Life

This Is Why You Should Never Eat A Ghost Pepper

by Lara Rutherford-Morrison

I think most of us would admit that we made bad decisions when we were adolescents. When I was in middle school, that meant trying and failing utterly to make my hair mimic “The Rachel.” But swallowing one of the hottest peppers in the world? While being filmed? That lives in its own special category of “Terrible Idea.” In the video below, a boy swallows a ghost pepper while being filmed in what appears to be a school bathroom. At the beginning of the video, the people filming say that he’s doing the “Ghost Pepper Challenge.” One person says, “He’s not actually going to eat it, but...” And then, of course, the kid promptly swallows it because that’s what you do when you’re 12 and someone says you’re too scared to do something.
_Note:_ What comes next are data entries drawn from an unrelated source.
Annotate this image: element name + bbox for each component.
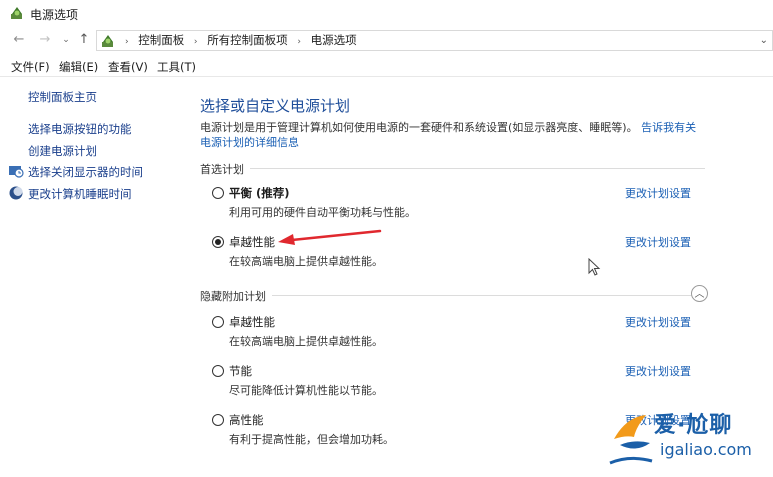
bird-logo-icon bbox=[609, 415, 653, 465]
mouse-cursor-icon bbox=[588, 258, 601, 276]
watermark: 爱·尬聊 igaliao.com bbox=[604, 405, 773, 477]
watermark-url: igaliao.com bbox=[660, 440, 752, 459]
watermark-title: 爱·尬聊 bbox=[654, 413, 733, 438]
The results are predictably horrifying. The boy starts crying and screaming; he’s so upset that he becomes beyond incomprehensible, wailing, “It’s hot! It’s hot! It’s really f*cking hot!”

For those of you thinking, “Chill out, kid. It’s only a pepper,” let’s review the properties of the ghost pepper: Cultivated in northeastern India, the ghost pepper, also known as the “bhut jolokia,” was ranked as the world’s hottest chili pepper by Guinness World Records from 2007 to 2011. The honor went to the Trinidad Moruga Scorpion in 2012, and the scorching Carolina Reaper has held the title since 2013. The ghost pepper may not be the hottest chili in the world anymore, but it’s still incredibly spicy, clocking in at 1,001,304 Scoville units (the Scoville scale evaluates peppers’ heat by measuring their concentrations of capsaicin, the chemical that makes peppers hot). To put that in perspective, Tabasco sauce ranges from 2,500 to 5,000 units on the scale, and the jalapeño ranges from 2,500 to 10,000 units. So the ghost pepper is more than a hundred times hotter than the hottest jalapeño.

AFP/AFP/Getty Images

An NBC News article from 2007, when the ghost pepper was considered the hottest pepper in the world, described the strength of the chili:

The smallest morsels can flavor a sauce so intensely it’s barely edible. Eating a raw sliver causes watering eyes and a runny nose. An entire chili is an all-out assault on the senses, akin to swigging a cocktail of battery acid and glass shards.

The kid in the video appears to only be eating a piece of the pepper, but that’s enough to make this happen:

Lesson: Don’t eat ghost peppers. Also: Don’t be friends with people who will egg you into eating one of these and then laugh as you cry in pain. (Seriously, what kind of friends are these? Get this kid some help, people. Don’t just stand there giggling.)